The Treasury Department must use its authority under the financial-rescue law ``to act decisively, aggressively and swiftly to reduce foreclosures,'' Dodd wrote in the letter also signed by Democrats on his committee.

``Given the FDIC's demonstrated commitment to the goal of foreclosure prevention, and its proven track record in achieving results, the FDIC is clearly the federal agency best suited to implementing this program quickly and efficiently,'' they wrote.

`Government-Wide Effort'

House Financial Services Committee Chairman Barney Frank and Representative Maxine Waters, a California Democrat who serves on Frank's panel, urged Bush in an Oct. 20 letter to have Bair lead a ``government-wide effort'' to stem foreclosures.

``There's pressure to do something from everyone for homeowners,'' said Dean Baker, co-director of the Center for Economic and Policy Research in Washington. The FDIC plan is ``the only thing on the table.''

Administration officials are concerned the program, intended to help as many as 3 million homeowners through $500 billion of mortgage guarantees, would give a windfall to banks that made bad loans. The White House is leading negotiations among the federal agencies, including the Department of Housing and Urban Development, and nothing has been completed, the people said.

Talks Continue

``The administration, including the White House offices, HUD and Treasury, has been looking at ways to reduce foreclosures, and that process is ongoing,'' said Jennifer Zuccarelli, a Treasury spokeswoman in Washington.

Bair, a bank regulator who has pressed the mortgage industry to modify loans to reduce foreclosures, unveiled the idea during a Senate Banking Committee hearing last week.

``Loan guarantees could be used as an incentive for servicers to modify loans,'' she said at the Oct. 23 hearing. ``The FDIC is working closely and creatively with Treasury to realize the potential benefits of this authority.''

The Treasury, which is overseeing the $700 billion bailout package, has focused on buying stakes in banks and setting up auctions for devalued securities. Bair told Congress the legislation gave the government authority to set mortgage modification standards and offer guarantees for loans that meet those standards.

Dodd Role

Dodd, a Connecticut Democrat, said at the hearing that he understood Paulson to be supporting the idea after speaking with him about it.

``I'm understanding there's some details to be worked on, but I certainly was left with the impression that Treasury likes this idea, would like to get it going,'' Dodd said Oct. 23.

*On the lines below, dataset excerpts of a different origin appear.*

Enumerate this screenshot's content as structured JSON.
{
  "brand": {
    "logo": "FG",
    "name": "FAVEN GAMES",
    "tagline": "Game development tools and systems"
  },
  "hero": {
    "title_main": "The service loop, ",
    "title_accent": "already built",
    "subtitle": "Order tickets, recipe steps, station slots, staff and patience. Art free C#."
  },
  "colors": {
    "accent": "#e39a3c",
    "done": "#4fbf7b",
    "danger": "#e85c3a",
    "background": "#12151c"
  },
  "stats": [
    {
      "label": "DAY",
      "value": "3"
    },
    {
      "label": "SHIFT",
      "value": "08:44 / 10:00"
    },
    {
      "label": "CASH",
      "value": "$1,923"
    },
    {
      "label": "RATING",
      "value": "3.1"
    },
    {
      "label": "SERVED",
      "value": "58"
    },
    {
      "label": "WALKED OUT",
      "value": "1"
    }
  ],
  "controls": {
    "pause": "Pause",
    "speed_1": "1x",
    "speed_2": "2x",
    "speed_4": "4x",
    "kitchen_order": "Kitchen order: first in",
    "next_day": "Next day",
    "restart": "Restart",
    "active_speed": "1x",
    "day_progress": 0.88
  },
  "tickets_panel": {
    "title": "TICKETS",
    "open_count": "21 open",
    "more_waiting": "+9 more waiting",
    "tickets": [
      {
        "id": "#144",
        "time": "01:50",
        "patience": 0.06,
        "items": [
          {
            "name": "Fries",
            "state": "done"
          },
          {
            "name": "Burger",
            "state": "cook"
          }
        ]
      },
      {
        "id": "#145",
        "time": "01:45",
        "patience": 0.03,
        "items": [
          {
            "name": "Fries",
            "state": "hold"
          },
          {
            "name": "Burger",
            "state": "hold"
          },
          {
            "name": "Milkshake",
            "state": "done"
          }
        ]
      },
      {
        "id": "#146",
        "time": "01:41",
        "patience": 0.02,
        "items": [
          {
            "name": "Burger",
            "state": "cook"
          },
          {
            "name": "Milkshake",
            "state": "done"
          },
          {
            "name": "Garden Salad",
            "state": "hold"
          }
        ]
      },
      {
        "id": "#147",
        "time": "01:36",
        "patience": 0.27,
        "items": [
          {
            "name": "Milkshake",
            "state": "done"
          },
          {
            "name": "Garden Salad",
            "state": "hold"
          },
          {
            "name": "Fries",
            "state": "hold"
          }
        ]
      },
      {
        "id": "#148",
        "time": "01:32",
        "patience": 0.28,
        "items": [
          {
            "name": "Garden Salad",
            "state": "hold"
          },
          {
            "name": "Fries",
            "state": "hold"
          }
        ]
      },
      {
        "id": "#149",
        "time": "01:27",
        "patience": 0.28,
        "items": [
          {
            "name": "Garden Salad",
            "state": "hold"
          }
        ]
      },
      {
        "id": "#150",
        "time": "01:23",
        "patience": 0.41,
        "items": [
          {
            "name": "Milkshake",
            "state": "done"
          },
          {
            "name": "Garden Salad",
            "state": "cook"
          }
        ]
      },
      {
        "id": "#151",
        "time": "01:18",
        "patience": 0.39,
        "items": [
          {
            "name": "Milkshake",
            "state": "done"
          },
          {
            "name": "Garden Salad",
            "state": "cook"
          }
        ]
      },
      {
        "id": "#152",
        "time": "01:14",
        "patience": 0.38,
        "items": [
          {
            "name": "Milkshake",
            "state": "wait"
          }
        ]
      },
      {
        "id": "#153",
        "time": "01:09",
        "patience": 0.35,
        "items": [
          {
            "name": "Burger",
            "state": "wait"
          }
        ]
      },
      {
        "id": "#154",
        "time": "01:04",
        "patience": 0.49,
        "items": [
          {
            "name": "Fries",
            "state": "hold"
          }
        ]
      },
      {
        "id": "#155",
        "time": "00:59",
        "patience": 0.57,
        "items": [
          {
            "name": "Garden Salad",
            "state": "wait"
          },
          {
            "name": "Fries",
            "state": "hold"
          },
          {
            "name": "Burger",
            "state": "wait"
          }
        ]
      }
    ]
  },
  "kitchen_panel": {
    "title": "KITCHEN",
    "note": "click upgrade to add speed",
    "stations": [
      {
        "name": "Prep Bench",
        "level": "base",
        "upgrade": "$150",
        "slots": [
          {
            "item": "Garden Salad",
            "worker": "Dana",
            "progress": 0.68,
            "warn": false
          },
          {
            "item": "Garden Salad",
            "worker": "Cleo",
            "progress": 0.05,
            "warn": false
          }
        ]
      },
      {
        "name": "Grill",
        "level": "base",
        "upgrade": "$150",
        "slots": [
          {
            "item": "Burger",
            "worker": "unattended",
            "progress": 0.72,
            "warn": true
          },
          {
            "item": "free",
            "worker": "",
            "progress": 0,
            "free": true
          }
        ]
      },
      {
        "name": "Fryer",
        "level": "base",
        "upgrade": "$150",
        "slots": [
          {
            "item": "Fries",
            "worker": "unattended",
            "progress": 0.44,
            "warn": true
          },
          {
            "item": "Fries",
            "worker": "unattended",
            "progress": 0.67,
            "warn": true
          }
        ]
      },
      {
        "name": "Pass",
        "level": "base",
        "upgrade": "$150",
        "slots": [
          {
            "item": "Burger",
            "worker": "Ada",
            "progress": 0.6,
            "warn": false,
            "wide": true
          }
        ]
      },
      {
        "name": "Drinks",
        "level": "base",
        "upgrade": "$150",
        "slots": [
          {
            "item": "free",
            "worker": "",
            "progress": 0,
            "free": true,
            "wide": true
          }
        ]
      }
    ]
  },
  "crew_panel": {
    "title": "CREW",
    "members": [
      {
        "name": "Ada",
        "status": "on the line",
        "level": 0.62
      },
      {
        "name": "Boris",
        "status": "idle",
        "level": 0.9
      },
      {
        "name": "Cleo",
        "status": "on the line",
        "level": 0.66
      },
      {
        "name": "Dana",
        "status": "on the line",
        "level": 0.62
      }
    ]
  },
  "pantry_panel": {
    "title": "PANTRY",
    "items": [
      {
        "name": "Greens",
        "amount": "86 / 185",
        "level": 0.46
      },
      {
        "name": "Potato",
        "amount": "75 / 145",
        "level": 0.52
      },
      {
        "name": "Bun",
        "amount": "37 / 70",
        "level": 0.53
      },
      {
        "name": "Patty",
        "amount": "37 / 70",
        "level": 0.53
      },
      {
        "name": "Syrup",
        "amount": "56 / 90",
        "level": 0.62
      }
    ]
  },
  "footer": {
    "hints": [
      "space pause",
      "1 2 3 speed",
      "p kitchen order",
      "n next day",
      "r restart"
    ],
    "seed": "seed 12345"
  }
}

Neel Kashkari, who was designated to run the Treasury's bailout office, told Dodd the department is ``looking very hard'' at the proposal.

The FDIC is already modifying mortgages held by IndyMac Federal Bank FSB, the successor to the failed lender that is being managed by the agency, to serve as an industry model. The modifications have cut borrowers' average monthly payments by more than $380, Bair said.

Lawmakers are pressing for more action to forestall foreclosures days before U.S. presidential and congressional elections.

Foreclosures rose to the highest on record in the third quarter, led by California, Arizona, Michigan and several pivotal states in the presidential contest -- Florida, Ohio and Nevada, according to data compiled by RealtyTrac.

Bair's proposal would require banks, savings and loans, hedge funds and other mortgage holders to restructure mortgages based on a borrower's ability to repay, according to people familiar with the matter. Under one option, the industry would reduce monthly payments on troubled loans for five years, they said.

The government's partial guarantees for the loans would put taxpayers on the hook for potential losses if a homeowner defaulted.